The UK energy sector is likely to be urged to spend hundreds of millions of pounds on supercritical boiler technology in a bid to cut pollution from the nation’s ageing coal-fired power plants.
Energy and environmental group Mitsui Babcock is poised to launch a government-backed study into the feasibility of retrofitting the plants with supercritical equipment and other advanced CO2 abatement systems.
The energy sector sees reducing emissions from coal-fired plants as vital to its long-term future in the UK’s power economy, and to meeting the nation’s international commitments on the environment.
The supercritical refit is the key first step in a three-stage process needed to cut emissions, according to Les King, project leader at Mitsui Babcock, which will work with partners including Air Products, Alstom and Imperial College on the DTI-funded inititiative.
‘The supercritical retrofit is the first building block towards CO2 reduction,’ said King. ‘By fitting supercritical boilers we can increase fuel efficiency by up to 20 per cent.’
Existing coal-fired plants are based on a sub-critical design, which operates at 160-bar pressure and with a steam temperature of around 540°C. When a supercritical boiler is fitted, the steam temperature is raised to 600°C and the pressure to 300 bar. As the steam pressure increases, the cycle efficiency also rises and converts more heat into electrical energy, reducing CO2 emissions accordingly.
The UK’s power plants are all past their planned design life, according to King, with even the youngest, DRAX, already 20 years old.
‘A supercritical retrofit can be done for £116m, as opposed to spending £365m on a brand-new plant,’ he said. ‘New boilers are smaller and lighter and can easily fit inside existing infrastructure at the plant. Then we just need to modify the high-pressure and intermediate-pressure cylinders on the turbine.’

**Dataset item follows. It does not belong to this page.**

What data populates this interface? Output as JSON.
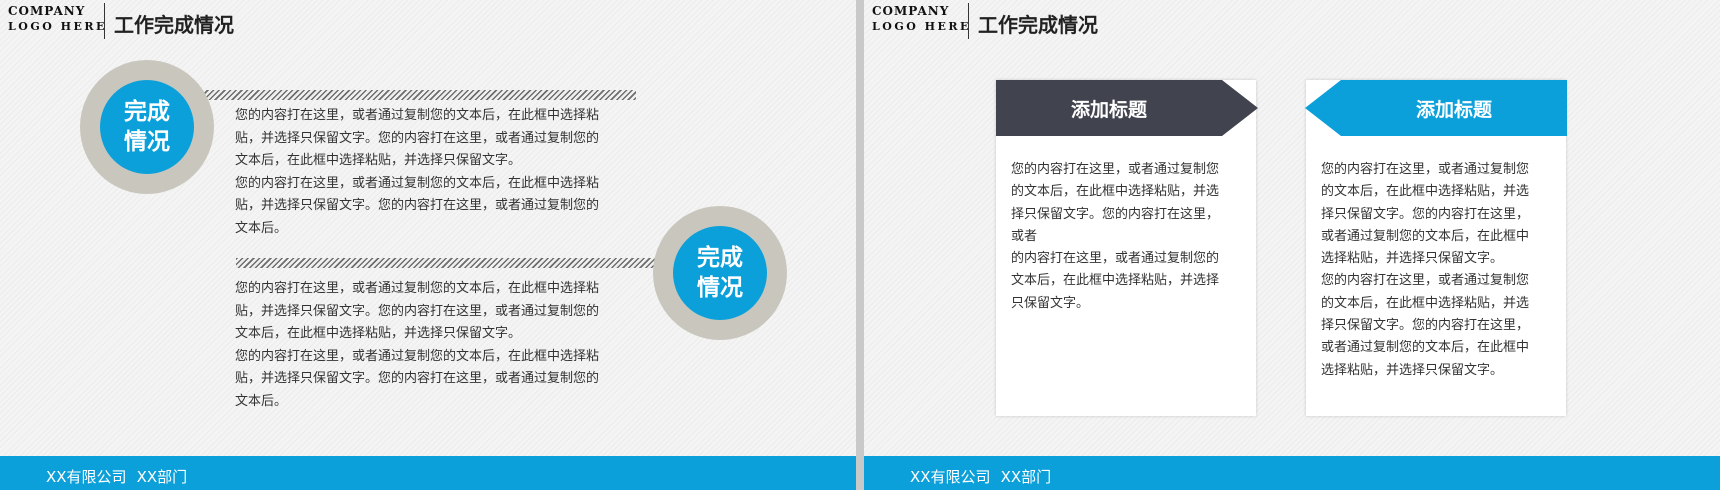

King said the second phase of reducing carbon emissions is the use of biomass fuels, which are CO2 neutral. The retrofit would allow for a boiler to be designed which could accommodate a higher percentage of biomass fuels.
‘Combined with the fuel efficiency of the supercritical boiler, these two technologies together could reduce emissions by up to 40 per cent,’ claimed King.
The third stage involves the use of new CO2-capture technology. The captured gas could then be used in carbon sequestration, which needs a carbon concentration level of 90 per cent to be effective.
Researchers are developing technologies to achieve this, and the two possible systems being investigated are amine scrubbing and oxyfuel firing.
Amine scrubbing passes the flue gas through an amine solvent that removes nitrogen from the gas. Oxyfuel firing is a pre-combustion technology that uses only oxygen rather than a nitrogen/oxygen mix to fire the fuel, leaving pure CO2.
The DTI will spend almost £1m on the Mitsui-led study, which forms part of a larger initiative announced by energy minister Malcolm Wicks last week.
Wicks unveiled the Carbon Abatement Technology Strategy, which will dedicate £25m towards improving the efficiency of power plants and the development of carbon capture technology.
Wicks said: ‘We’ve consulted the industry closely and it’s clear that the long-term benefits of capture and storage, which could reduce emissions from power plants by up 85 per cent, merit significant investment now.’